In an instant he was back again.
“Now, Doctor,” he said, “I’m going to perform a very delicate test on this man. Here I have the alternating city current and here a direct, continuous current from the storage-batteries of the cab below. Doctor, hold his mouth open. So. Now, have you a pair of forceps handy? Good. Can you catch hold of the tip of his tongue? There. Do just as I tell you. I apply this cathode to his skin in the dorsal region; under the back of the neck, and this anode in the lumbar region at the base of the spine—just pieces of cotton soaked in salt solution and covering the metal electrodes, to give me a good contact with the body.”
I was fascinated. It was gruesome, and yet I could not take my eyes off it. Torreon stood blankly, in a daze. Craig was as calm as if his every-day work was experimenting on cadavers.
He applied the current, moving the anode and the cathode slowly. I had often seen the experiments on the nerves of a frog that had been freshly killed, how the electric current will make the muscles twitch, as discovered long ago by Galvani. But I was not prepared to see it on a human being.
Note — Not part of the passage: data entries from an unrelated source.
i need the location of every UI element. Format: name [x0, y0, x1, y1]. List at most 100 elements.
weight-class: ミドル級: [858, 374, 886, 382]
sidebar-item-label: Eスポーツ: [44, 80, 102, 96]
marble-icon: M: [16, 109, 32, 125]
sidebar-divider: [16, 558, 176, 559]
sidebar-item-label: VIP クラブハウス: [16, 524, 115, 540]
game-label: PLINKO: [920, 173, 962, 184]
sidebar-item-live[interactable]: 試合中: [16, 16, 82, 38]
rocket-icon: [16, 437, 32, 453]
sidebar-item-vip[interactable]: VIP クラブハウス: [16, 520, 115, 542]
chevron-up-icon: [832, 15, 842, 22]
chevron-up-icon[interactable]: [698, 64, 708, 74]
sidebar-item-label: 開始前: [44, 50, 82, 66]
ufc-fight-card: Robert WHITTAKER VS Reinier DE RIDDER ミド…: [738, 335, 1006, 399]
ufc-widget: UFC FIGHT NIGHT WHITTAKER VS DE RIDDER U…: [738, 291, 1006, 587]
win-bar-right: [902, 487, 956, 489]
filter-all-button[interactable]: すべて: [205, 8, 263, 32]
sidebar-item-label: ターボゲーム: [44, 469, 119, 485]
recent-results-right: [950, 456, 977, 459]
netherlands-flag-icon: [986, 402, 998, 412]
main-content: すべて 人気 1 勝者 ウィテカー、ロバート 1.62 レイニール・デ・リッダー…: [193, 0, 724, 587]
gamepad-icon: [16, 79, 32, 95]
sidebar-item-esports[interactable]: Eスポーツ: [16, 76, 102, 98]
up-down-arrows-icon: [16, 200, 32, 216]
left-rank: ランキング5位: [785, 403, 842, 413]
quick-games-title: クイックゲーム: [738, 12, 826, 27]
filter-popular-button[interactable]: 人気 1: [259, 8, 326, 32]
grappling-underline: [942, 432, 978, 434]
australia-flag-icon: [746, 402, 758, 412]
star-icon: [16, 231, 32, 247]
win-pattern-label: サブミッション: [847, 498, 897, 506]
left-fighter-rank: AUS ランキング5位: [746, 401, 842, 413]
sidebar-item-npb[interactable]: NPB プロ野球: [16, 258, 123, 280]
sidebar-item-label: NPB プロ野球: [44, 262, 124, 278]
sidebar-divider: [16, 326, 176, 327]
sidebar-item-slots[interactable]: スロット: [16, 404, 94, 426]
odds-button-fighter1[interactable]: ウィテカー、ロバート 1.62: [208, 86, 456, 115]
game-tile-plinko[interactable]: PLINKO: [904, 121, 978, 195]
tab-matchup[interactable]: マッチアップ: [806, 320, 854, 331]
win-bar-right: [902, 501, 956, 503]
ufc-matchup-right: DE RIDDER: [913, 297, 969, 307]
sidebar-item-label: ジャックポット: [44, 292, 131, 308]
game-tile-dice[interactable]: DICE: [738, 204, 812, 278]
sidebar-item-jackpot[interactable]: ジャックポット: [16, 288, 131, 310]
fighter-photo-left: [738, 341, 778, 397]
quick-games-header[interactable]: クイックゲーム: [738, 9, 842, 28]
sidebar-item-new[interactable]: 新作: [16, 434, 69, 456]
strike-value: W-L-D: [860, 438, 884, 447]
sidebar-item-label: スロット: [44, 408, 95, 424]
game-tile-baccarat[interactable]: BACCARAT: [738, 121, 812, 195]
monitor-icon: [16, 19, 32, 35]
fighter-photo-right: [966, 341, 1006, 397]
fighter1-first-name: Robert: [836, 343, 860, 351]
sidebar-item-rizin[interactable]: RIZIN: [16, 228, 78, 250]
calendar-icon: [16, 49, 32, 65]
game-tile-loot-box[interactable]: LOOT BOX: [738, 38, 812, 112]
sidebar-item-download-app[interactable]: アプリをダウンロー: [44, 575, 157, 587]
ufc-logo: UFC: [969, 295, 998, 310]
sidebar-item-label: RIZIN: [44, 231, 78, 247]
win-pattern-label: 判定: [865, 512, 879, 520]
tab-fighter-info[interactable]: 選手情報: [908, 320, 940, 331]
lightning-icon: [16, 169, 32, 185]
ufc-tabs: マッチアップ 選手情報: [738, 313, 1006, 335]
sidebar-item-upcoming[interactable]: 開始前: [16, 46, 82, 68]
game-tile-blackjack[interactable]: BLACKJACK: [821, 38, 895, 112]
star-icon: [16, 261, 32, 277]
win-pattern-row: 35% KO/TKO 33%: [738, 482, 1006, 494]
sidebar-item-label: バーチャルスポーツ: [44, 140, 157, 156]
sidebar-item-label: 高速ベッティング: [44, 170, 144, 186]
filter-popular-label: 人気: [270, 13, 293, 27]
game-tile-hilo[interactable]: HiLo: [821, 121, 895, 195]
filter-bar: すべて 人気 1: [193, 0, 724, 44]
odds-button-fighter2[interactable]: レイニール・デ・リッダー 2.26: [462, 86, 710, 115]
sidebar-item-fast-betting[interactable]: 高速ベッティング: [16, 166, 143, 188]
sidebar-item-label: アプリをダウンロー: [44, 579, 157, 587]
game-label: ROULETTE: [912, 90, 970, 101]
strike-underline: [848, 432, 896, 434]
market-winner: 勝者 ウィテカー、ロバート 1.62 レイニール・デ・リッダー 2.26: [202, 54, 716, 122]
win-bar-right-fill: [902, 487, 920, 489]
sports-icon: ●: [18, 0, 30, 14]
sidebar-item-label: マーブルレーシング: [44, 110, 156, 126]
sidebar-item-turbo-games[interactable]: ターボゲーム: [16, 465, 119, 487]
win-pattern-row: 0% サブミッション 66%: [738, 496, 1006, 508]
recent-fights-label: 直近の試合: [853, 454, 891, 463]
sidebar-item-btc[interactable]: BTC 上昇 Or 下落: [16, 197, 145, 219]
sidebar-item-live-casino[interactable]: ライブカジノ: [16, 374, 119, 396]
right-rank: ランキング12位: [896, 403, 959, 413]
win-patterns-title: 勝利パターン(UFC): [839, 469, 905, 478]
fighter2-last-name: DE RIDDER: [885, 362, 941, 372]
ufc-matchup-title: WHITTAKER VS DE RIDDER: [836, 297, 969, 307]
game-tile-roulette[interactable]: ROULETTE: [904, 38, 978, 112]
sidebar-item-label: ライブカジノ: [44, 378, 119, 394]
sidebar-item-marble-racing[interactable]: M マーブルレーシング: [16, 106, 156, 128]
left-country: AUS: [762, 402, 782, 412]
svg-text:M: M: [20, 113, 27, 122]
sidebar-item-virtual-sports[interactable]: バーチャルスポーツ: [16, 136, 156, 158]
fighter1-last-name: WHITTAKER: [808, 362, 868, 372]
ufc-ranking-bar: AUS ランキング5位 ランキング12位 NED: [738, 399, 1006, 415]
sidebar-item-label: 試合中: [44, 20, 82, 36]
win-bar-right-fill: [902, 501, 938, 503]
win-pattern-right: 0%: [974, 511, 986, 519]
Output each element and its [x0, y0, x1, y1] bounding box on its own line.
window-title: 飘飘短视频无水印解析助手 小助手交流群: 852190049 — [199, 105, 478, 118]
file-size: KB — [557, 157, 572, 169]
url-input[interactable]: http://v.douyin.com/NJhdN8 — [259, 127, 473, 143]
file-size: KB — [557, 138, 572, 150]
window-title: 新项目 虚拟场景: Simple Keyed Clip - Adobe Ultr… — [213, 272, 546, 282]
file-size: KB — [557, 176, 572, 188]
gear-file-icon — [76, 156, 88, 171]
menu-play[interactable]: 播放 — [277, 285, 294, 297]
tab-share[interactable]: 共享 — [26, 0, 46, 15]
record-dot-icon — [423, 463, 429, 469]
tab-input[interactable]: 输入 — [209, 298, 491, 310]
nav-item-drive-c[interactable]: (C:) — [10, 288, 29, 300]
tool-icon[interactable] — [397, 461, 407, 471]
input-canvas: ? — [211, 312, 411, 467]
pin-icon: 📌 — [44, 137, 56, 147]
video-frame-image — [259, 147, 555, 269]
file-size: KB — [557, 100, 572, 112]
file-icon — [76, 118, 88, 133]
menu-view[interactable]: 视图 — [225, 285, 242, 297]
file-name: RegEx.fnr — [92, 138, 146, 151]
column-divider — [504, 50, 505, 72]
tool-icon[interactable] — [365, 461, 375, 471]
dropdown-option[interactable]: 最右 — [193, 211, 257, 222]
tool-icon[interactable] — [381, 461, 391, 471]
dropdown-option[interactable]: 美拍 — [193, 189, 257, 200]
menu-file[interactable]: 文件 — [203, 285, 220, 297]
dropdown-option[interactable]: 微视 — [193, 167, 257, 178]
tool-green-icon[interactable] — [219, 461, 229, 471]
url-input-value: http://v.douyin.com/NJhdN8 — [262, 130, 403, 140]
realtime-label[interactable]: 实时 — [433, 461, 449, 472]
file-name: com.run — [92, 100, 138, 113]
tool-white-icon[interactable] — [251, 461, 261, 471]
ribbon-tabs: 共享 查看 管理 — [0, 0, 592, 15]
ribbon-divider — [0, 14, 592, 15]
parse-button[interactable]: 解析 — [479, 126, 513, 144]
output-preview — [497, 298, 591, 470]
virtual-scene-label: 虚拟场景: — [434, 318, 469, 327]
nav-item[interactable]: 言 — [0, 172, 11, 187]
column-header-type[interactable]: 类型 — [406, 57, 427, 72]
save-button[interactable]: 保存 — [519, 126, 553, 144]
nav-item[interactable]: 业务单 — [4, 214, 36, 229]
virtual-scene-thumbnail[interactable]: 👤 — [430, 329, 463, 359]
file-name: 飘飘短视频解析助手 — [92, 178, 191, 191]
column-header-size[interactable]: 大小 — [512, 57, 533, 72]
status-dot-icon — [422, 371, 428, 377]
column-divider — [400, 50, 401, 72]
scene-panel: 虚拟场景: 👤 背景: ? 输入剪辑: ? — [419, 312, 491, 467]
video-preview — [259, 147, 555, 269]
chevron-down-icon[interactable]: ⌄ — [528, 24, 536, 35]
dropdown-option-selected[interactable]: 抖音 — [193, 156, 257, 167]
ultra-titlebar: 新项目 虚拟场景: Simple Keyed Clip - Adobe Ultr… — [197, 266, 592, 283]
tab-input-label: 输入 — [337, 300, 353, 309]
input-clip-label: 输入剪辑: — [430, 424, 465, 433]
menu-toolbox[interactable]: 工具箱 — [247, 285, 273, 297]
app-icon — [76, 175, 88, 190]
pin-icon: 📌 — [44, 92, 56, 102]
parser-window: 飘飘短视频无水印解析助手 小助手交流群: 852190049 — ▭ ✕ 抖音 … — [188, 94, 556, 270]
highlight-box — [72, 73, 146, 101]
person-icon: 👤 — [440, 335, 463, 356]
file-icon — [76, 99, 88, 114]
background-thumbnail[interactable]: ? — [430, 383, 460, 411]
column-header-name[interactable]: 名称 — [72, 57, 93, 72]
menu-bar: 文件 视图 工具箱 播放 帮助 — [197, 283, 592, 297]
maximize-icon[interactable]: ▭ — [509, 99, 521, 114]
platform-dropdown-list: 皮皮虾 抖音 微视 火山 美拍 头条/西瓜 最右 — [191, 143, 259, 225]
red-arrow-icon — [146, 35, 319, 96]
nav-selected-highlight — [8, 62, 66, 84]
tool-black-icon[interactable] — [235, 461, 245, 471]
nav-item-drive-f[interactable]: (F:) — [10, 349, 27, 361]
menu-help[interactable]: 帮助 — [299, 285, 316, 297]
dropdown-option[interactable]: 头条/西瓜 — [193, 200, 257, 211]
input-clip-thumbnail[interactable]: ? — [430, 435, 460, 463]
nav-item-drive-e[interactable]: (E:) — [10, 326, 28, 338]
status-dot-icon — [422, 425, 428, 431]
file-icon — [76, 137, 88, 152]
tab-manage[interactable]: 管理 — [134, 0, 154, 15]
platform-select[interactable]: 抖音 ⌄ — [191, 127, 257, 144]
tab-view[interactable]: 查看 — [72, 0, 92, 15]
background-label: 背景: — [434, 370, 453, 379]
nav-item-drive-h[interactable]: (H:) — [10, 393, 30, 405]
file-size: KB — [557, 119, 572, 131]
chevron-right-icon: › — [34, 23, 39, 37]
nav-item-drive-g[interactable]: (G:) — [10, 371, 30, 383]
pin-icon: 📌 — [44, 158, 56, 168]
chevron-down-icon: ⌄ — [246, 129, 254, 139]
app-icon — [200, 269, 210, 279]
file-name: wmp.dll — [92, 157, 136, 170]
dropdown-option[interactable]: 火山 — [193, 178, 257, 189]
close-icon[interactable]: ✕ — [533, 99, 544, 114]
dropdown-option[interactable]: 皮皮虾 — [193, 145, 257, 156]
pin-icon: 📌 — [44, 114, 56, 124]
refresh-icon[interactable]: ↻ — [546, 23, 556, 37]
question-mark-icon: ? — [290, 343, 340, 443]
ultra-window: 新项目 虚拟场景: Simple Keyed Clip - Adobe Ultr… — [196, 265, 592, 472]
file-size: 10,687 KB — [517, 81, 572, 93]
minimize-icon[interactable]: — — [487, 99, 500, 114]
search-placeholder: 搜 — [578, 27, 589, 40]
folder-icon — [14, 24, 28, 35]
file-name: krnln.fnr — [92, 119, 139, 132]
Torreon muttered something and crossed himself.
The arms seemed half to rise—then suddenly to fall, flabby again. There was a light hiss like an inspiration and expiration of air, a ghastly sound.
“Lungs react,” muttered Kennedy, “but the heart doesn’t. I must increase the voltage.”
Again he applied the electrodes.
The face seemed a different shade of blue, I thought.
“Good God, Kennedy,” I exclaimed, “do you suppose the effect of that mescal on me hasn’t worn off yet? Blue, blue everything blue is playing pranks before my eyes. Tell me, is the blue of that face—his face—is it changing? Do you see it, or do I imagine it?”
“Blood asphyxiated,” was the disjointed reply. “The oxygen is clearing it.”
“But, Kennedy,” I persisted; “his face was dark blue, black a minute ago. The most astonishing change has taken place. Its colour is almost natural now. Do I imagine it or is it real?”
Kennedy was so absorbed in his work that he made no reply at all. He heard nothing, nothing save the slow, forced inspiration and expiration of air as he deftly and quickly manipulated the electrodes.
“Doctor,” he cried at length, “tell me what is going on in that heart.”
The young surgeon bent his head and placed his ear on the cold breast. As he raised his eyes and they chanced to rest on Kennedy’s hands, holding the electrodes dangling idly in the air, I think I never saw a greater look of astonishment on a human face. “It—is—almost—natural,” he gasped.
“With great care and a milk diet for a few days Guerrero will live,” said Kennedy quietly. “It is natural.”
“My God, man, but he was dead!” exclaimed the surgeon. “I know it. His heart was stopped and his lungs collapsed.”